Authors Blessed and Authors Proscribed

Friday, July 2, while waiting at the Cinemateca to see the French film Rapt (Kidnapping), I was surprised by the commotion of chairs, books and the songs of Joan Manuel Serrat on the Spanish poet Miguel Hernandez, a recurrent figure in Cuban publishing houses, which they were celebrating on another Book Night at 31 points along 23rd Street in El Vedado, stretching from 14th to the Malecon.

Although rain reduced the flow of the public, late Friday afternoon there were attractive options on the premises of the movie theaters, the parks and the entryways of cafes and restaurants, where passersby could find the works of Jose Lezama Lima, conjured up in an interactive form for his centennial; Miguel de Cervantes Saavedra, author of Don Quixote, around whose sculpture the bookstore In a Place on the Rampa was opening; Dora Alonso, who presented three children’s books in The Blue Driver tent; and authors such as Jostein Gaarder, Carlo Frabetti, Nicolás Guillén, Rogelio Martínez Furé, Ariel Díaz, Joaquín Borges Triana, Joel del Río and the already-mentioned Miguel Hernández, whose Passions, Jail and Death of a Poet, is being sold by the publisher Art and Literature.

Book Night is a mini urban fair that takes advantage of the pedestrian spaces which are used by various cultural institutions.
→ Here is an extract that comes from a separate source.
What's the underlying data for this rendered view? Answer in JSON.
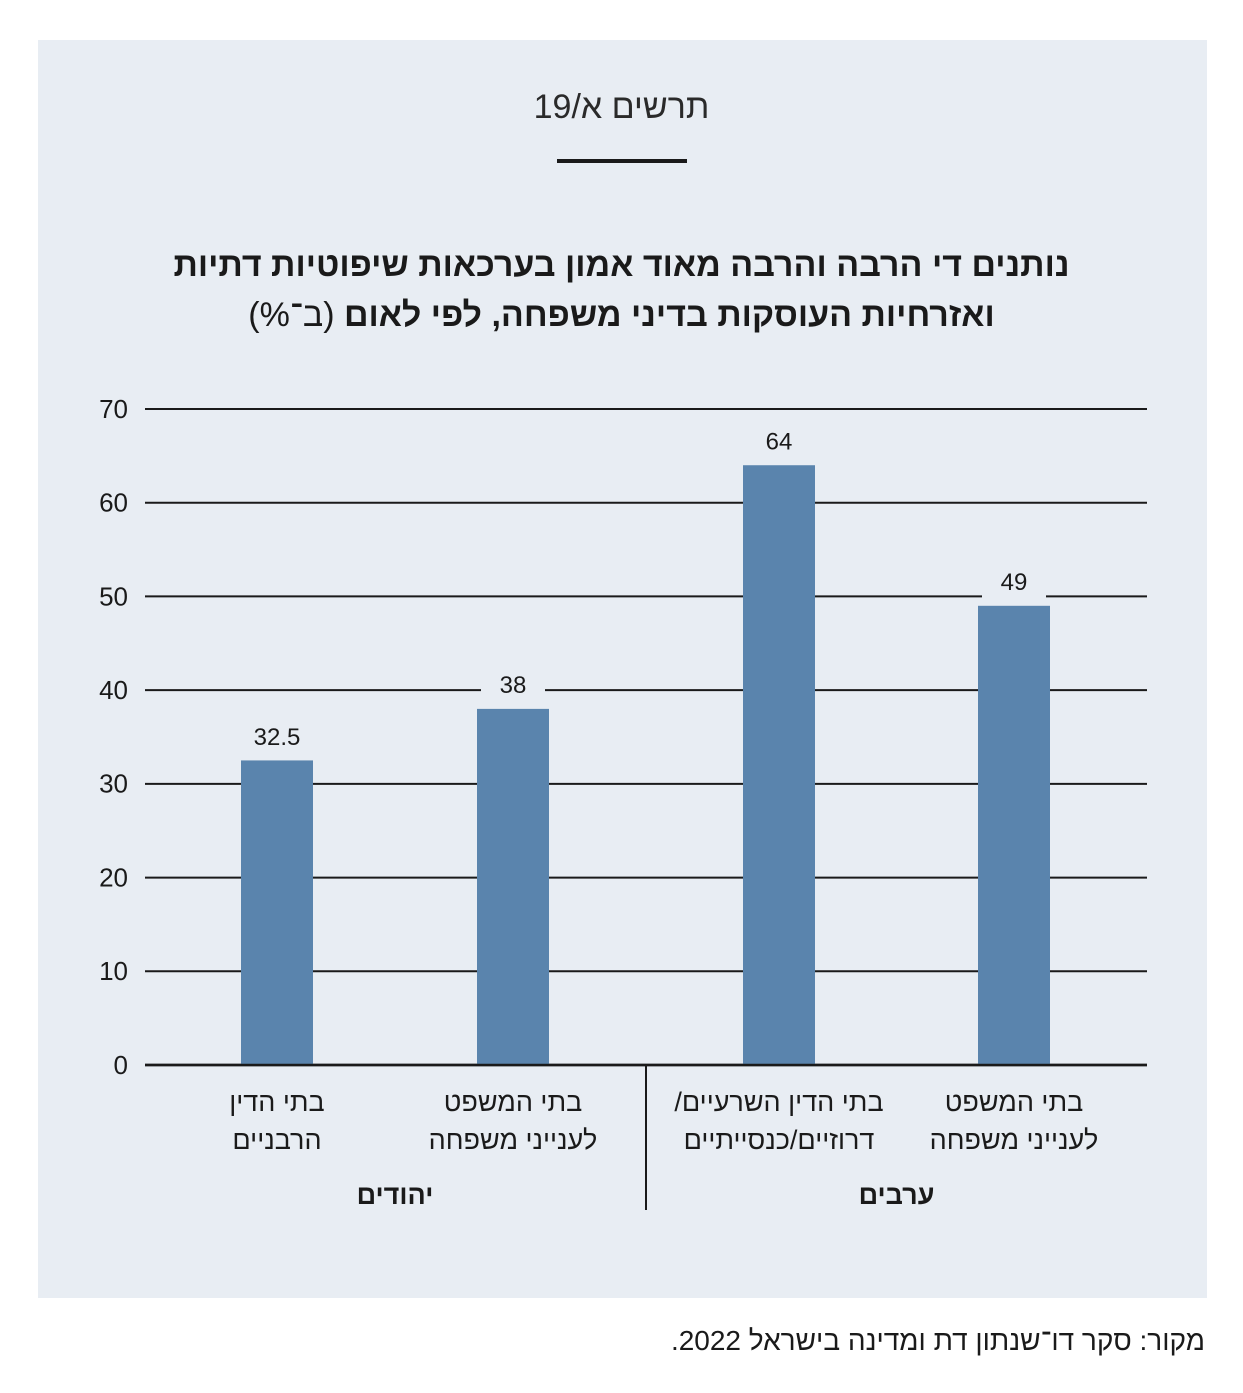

Each publisher brings recent examples, while the move theaters in the area, Casa de las Américas, the Fundación “Fernando Ortiz” and the UNEAC show their usual fare.

As the current latest thing is the Soccer World Cup in South Africa, the final matches are being shown in the Yara theater, although sports fanatics could also be found on the “hot corner” of 23rd and B, where there were ball demonstrations, sales of the Baseball Guide, and a chance to meet athletes from the Industriales and the Capitalinos basketball team.
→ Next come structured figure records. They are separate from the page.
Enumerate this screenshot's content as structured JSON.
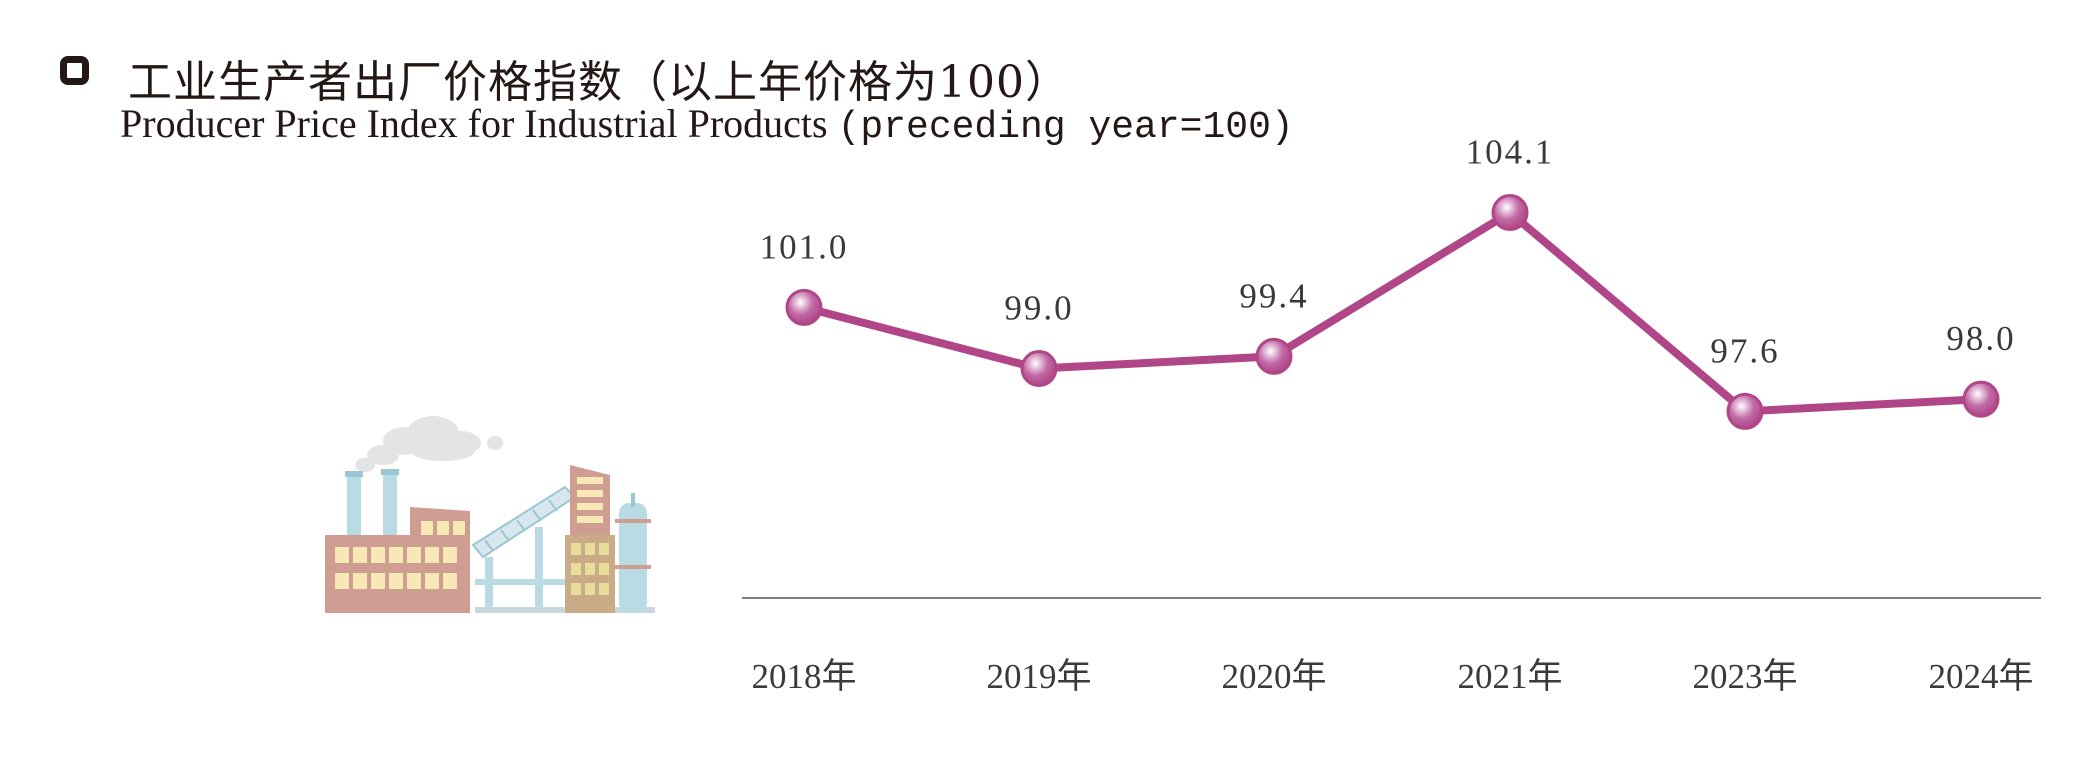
{
  "header": {
    "title_cn": "工业生产者出厂价格指数（以上年价格为100）",
    "title_en_main": "Producer Price Index for Industrial Products ",
    "title_en_paren": "(preceding year=100)"
  },
  "chart_data": {
    "type": "line",
    "categories": [
      "2018年",
      "2019年",
      "2020年",
      "2021年",
      "2023年",
      "2024年"
    ],
    "values": [
      101.0,
      99.0,
      99.4,
      104.1,
      97.6,
      98.0
    ],
    "value_labels": [
      "101.0",
      "99.0",
      "99.4",
      "104.1",
      "97.6",
      "98.0"
    ],
    "ylim": [
      91.5,
      105.0
    ],
    "grid": false,
    "legend": "none",
    "line_color": "#b04687",
    "marker_color": "#c26aa6",
    "baseline_color": "#555555"
  },
  "illustration": {
    "icon": "factory-icon"
  }
}
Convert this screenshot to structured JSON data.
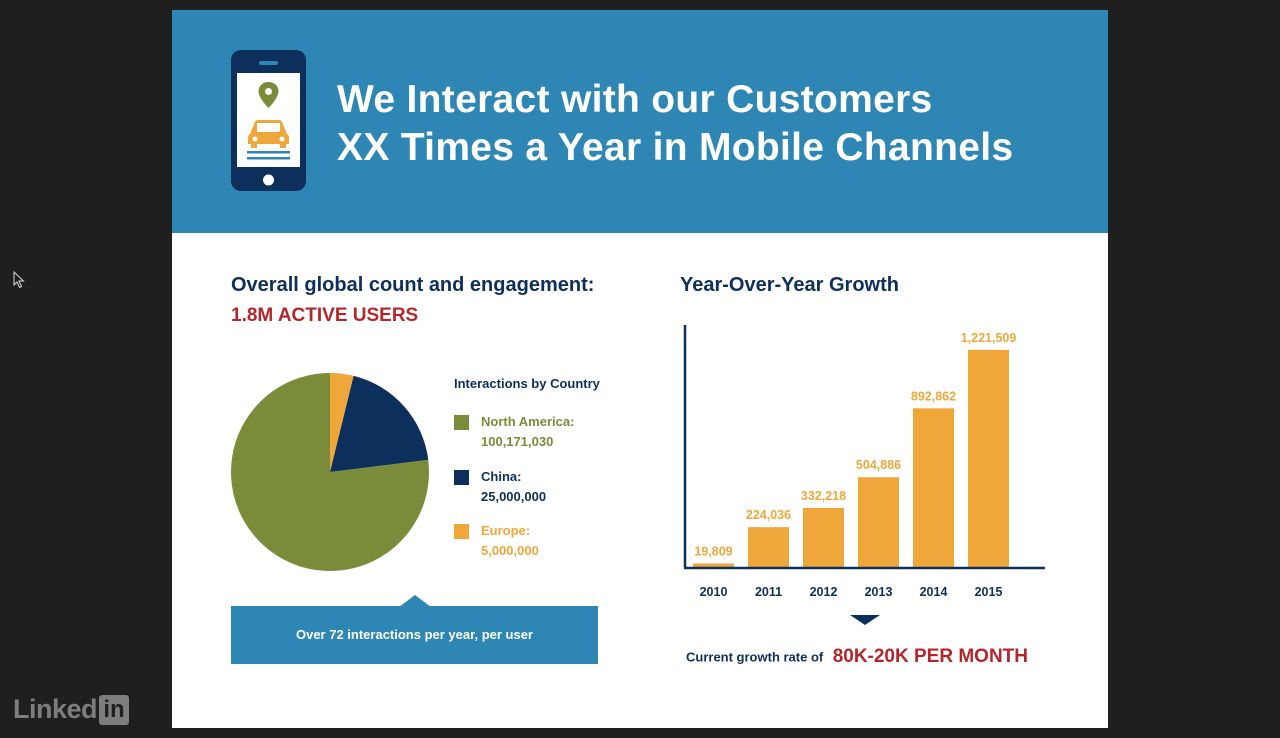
{
  "banner": {
    "title_line1": "We Interact with our Customers",
    "title_line2": "XX Times a Year in Mobile Channels",
    "icon": "smartphone-location-car-icon"
  },
  "left": {
    "heading": "Overall global count and engagement:",
    "active_users": "1.8M ACTIVE USERS",
    "callout": "Over 72 interactions per year, per user"
  },
  "right": {
    "heading": "Year-Over-Year Growth",
    "growth_label": "Current growth rate of",
    "growth_value": "80K-20K PER MONTH"
  },
  "colors": {
    "banner": "#2e86b5",
    "navy": "#0d2f5c",
    "red": "#b5262b",
    "olive": "#7a8c3a",
    "orange": "#f0a73a"
  },
  "logo": {
    "word": "Linked",
    "box": "in"
  },
  "chart_data": [
    {
      "type": "pie",
      "title": "Interactions by Country",
      "legend_position": "right",
      "slices": [
        {
          "name": "North America:",
          "label": "100,171,030",
          "value": 100171030,
          "color": "#7a8c3a"
        },
        {
          "name": "China:",
          "label": "25,000,000",
          "value": 25000000,
          "color": "#0d2f5c"
        },
        {
          "name": "Europe:",
          "label": "5,000,000",
          "value": 5000000,
          "color": "#f0a73a"
        }
      ]
    },
    {
      "type": "bar",
      "title": "Year-Over-Year Growth",
      "categories": [
        "2010",
        "2011",
        "2012",
        "2013",
        "2014",
        "2015"
      ],
      "values": [
        19809,
        224036,
        332218,
        504886,
        892862,
        1221509
      ],
      "labels": [
        "19,809",
        "224,036",
        "332,218",
        "504,886",
        "892,862",
        "1,221,509"
      ],
      "ylim": [
        0,
        1350000
      ],
      "grid": false,
      "color": "#f0a73a",
      "axis_color": "#0d2f5c"
    }
  ]
}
The book sales alternated with “Reading on the Web” (at the FEU headquarters), Art on the Rampa (Cuba Pavillion), a presentation of the Puerto Rican group Otoqui (the park at 23rd and C), a poetry reading conducted by Basilia Papastamatiú (Cafe de G), and the Campesino Gauteque of the El Cochinito restaurant, where the publisher Capiro shared Limendoux, Legend and Reality, by Rene Batista Moreno.
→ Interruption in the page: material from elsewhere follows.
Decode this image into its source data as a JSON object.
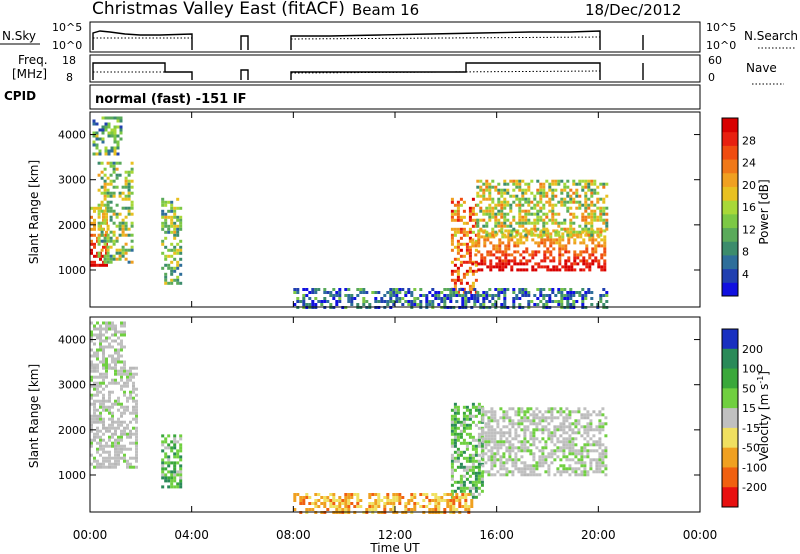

Among the novelties of Friday was Physics, Adventures in Thought, by Albert Einstein and Leopold Infeld; three compilations about Africa, two volumes on computing, the anthology Mucho Mas Cuento (Enrique Pérez Díaz), participative spaces on narrative, books and magazines; recitals by singer-songwriters and concerts from Síntesis, Clover and the humorist Antolín in the theaters 23rd and 12, Riviera, and Chaplin, respectively.

On Book Night on 23rd Street we appreciate the exclusion of the writers marginalized by the official commissars of culture. Works of authors who are integrated within the system of stars of the Castro regime predominated: (Miguel Barnet, Nancy Morejón, Cintio Vitier, etc.), apologetic pamphlets such as Ángel (father of the Castros), and Cuba, Little Giant Against Apartheid, by Hedelberto López Blanch; Media Violence: Words and Images for Hatred and War, by Pascual Serrano, and pamphlets by or about Ernesto Guevara and Fidel Castro, basically a compilation against the dissidents who challenge the dictatorship.

In verses, printed on a sheet, would be added — by the same author — the following: “As a spring that / flows eternally / as a path, I will go / and I will never finish going.” Quoting these lines is an intention to honor those eternally absent from the bookstores, but not from our minds.

Through the streets I am leaving something that I am going to gather in: pieces of my life come from very far away.